With these words Don Pedro finished the reading of his letter; and, on looking again at Don Luis, he saw that he had been listening to him with his eyes full of tears.

Father and son gave each other a long and close embrace.

Just a month from the date of this interview, the wedding of Don Luis de Vargas and Pepita Ximenez took place.

The reverend dean—fearing the ridicule of his brother at the spiritual-mindedness of Don Luis having thus come to naught, and recognizing also that he would not play a very dignified rôle in the village, where every one would say he had a poor knack at turning out saints—declined to be present, giving his occupations as an excuse; although he sent his blessing, and a magnificent pair of ear-rings as a present for Pepita.

The reverend vicar, therefore, had the pleasure of marrying her to Don Luis.
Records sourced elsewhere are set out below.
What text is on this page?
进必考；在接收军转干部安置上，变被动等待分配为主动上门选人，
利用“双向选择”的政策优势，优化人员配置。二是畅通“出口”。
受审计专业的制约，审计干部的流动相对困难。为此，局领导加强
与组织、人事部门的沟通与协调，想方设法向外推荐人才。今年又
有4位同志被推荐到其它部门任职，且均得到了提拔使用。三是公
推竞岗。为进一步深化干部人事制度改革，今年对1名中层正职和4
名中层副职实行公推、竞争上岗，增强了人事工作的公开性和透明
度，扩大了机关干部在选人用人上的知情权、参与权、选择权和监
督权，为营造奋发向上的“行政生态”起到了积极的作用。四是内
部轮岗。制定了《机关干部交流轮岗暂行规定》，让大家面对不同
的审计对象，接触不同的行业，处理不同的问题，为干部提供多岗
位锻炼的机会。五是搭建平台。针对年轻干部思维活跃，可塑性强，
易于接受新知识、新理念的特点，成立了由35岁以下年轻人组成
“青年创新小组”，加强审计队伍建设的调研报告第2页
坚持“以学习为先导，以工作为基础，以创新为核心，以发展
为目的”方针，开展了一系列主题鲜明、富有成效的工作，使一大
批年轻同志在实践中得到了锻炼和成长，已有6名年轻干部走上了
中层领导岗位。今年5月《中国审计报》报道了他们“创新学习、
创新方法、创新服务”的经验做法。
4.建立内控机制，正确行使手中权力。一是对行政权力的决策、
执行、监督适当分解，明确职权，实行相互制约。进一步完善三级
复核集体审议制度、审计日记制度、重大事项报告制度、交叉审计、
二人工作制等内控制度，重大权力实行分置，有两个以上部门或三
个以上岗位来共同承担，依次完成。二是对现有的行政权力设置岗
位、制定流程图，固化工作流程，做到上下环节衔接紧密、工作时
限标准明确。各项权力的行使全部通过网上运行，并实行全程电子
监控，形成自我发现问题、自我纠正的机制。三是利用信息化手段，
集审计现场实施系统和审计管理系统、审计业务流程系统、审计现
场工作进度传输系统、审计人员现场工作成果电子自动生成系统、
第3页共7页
The bride, elegantly attired, was thought lovely by every one, and was looked upon as a good exchange for the hair shirt and the scourge.

That night Don Pedro gave a magnificent ball in the court-yard of his house and the contiguous apartments. Servants and gentlemen, nobles and laborers, ladies and country-girls were present, and mingled together, as if it were the ideal golden age—though why called golden I know not. Four skillful, or if not skillful at least indefatigable guitar-players played a fandango. Two gypsies, a man and a woman, both famous singers, sang verses of a tender character and appropriate to the occasion; and the school-master read epithalamium in heroic verse.